The new government inherits a budget deficit that may widen to 12 percent of economic output this year, the highest in the Middle East, according to the estimates of 11 analysts on Bloomberg. Economic growth may slow to 2 percent, near the worst pace in two decades, while the rate of inflation, at 9.8 percent in June, is the highest in two years.
“The bottom line is that Egypt, even in a good year, can barely generate enough revenue to support the welfare state the population was told that it would receive,” said Crispin Hawes, head of the Middle East program at New York-based Eurasia Group. “El Beblawi, who is a competent economist, understands the extent of the problem. Ultimately, where we are today, is much worse than where we were two and a half years ago.”
Policy Changes
Policy will focus on attempts to restore security, ease political polarization, revive economic growth and “make gains in the issue of social justice,” Bahaa-Eldin, the deputy premier, said by phone July 15. It will leave “significant policy changes” to elected officials, he said.

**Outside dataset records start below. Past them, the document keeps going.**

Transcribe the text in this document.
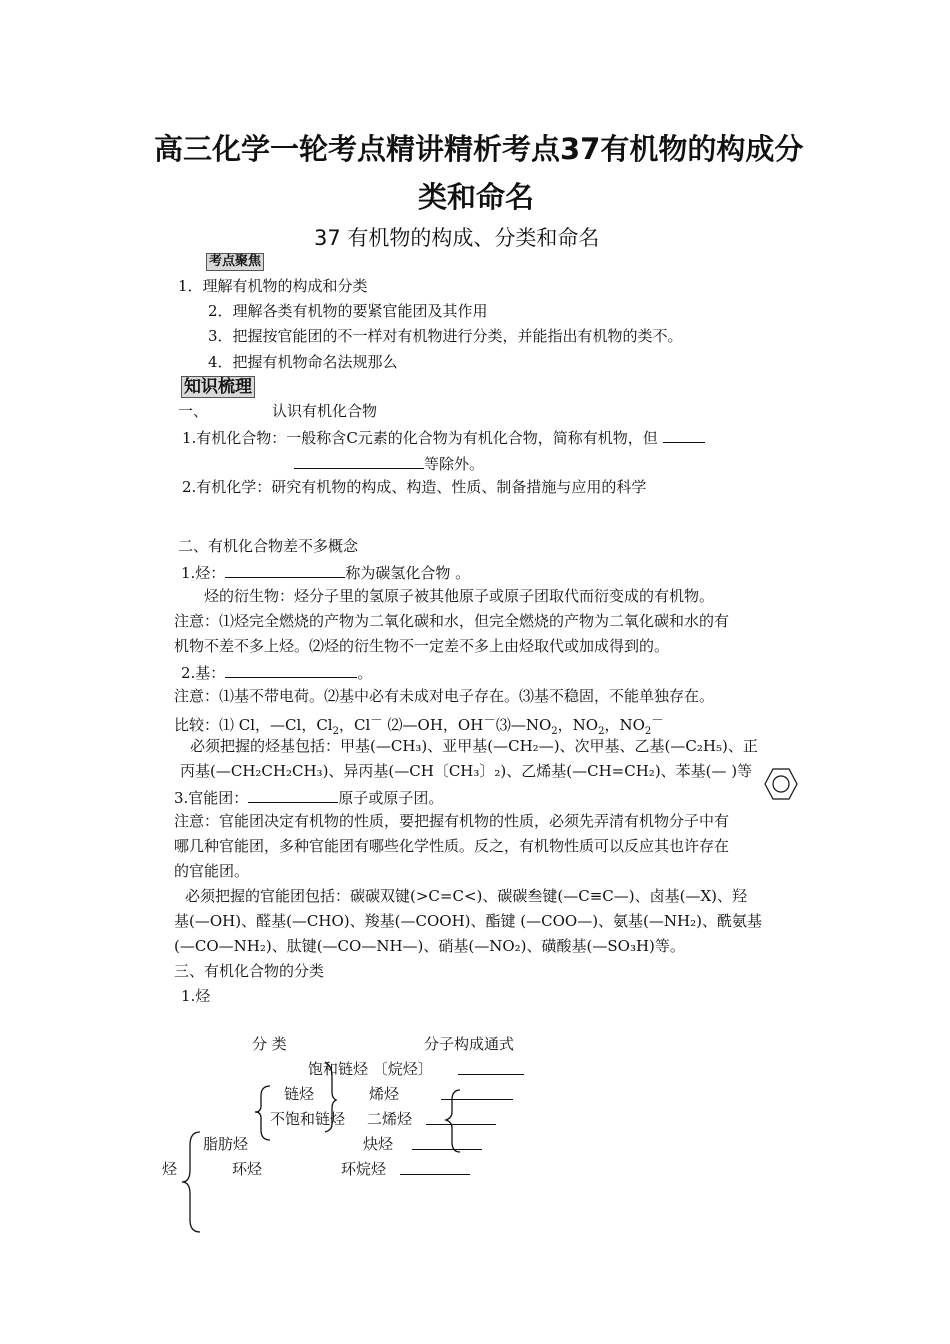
高三化学一轮考点精讲精析考点37有机物的构成分
类和命名
37 有机物的构成、分类和命名
考点聚焦
1．理解有机物的构成和分类
2．理解各类有机物的要紧官能团及其作用
3．把握按官能团的不一样对有机物进行分类，并能指出有机物的类不。
4．把握有机物命名法规那么
知识梳理
一、	认识有机化合物
1.有机化合物：一般称含C元素的化合物为有机化合物，简称有机物，但
等除外。
2.有机化学：研究有机物的构成、构造、性质、制备措施与应用的科学
二、有机化合物差不多概念
1.烃：	称为碳氢化合物 。
烃的衍生物：烃分子里的氢原子被其他原子或原子团取代而衍变成的有机物。
注意：⑴烃完全燃烧的产物为二氧化碳和水，但完全燃烧的产物为二氧化碳和水的有
机物不差不多上烃。⑵烃的衍生物不一定差不多上由烃取代或加成得到的。
2.基：	。
注意：⑴基不带电荷。⑵基中必有未成对电子存在。⑶基不稳固，不能单独存在。
比较：⑴ Cl，—Cl，$Cl_2$，Cl－ ⑵—OH，$OH^-⑶—NO_2$，$NO_2$，$NO_2^-$
必须把握的烃基包括：甲基(—CH₃)、亚甲基(—CH₂—)、次甲基、乙基(—C₂H₅)、正
丙基(—CH₂CH₂CH₃)、异丙基(—CH〔CH₃〕₂)、乙烯基(—CH=CH₂)、苯基(— )等
3.官能团：	原子或原子团。
注意：官能团决定有机物的性质，要把握有机物的性质，必须先弄清有机物分子中有
哪几种官能团，多种官能团有哪些化学性质。反之，有机物性质可以反应其也许存在
的官能团。
必须把握的官能团包括：碳碳双键(>C=C<)、碳碳叁键(—C≡C—)、卤基(—X)、羟
基(—OH)、醛基(—CHO)、羧基(—COOH)、酯键 (—COO—)、氨基(—NH₂)、酰氨基
(—CO—NH₂)、肽键(—CO—NH—)、硝基(—NO₂)、磺酸基(—SO₃H)等。
三、有机化合物的分类
1.烃
分 类	分子构成通式
饱和链烃 〔烷烃〕
链烃	烯烃
不饱和链烃 二烯烃
脂肪烃	炔烃
烃	环烃	环烷烃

Circumstances are not conducive to restart talks with the International Monetary Fund to conclude a $4.8 billion loan agreement, Planning Minister El-Arabi said. Talks with the IMF were stuck amid Morsi’s reluctance to impose measures such as raising taxes and cutting energy subsidies.
The aid package from Saudi Arabia, Kuwait and the United Arab Emirates leaves “very little incentive to introduce the necessary reforms,” according to Said Hirsh, a partner at London-based economic consultants Volterra Partners. As a result, Finance Minister Galal has little scope to trim the budget deficit, he said by e-mail.
Government’s Cage
During El Beblawi’s tenure in that job, he sought to restrain spending, reduce energy subsidies for the wealthy and set a cap for government wages. In the book on his four months in the “government’s cage,” he cast then-premier Essam Sharaf as “too polite” of a leader.
Galal, in a paper published two years ago, urged resisting the temptation to widen the budget deficit to placate protesters. He said the government can take short-term measures to create more jobs such as providing temporary holiday on payroll taxes to private employers.
Now in government against the backdrop of violence and economic hardship, El Beblawi and his team have little room for error, according to Radwan, the former finance chief.
“In a highly explosive situation, you don’t pour oil on the fire,” he said by telephone. “You have to be extremely careful. People are tired.”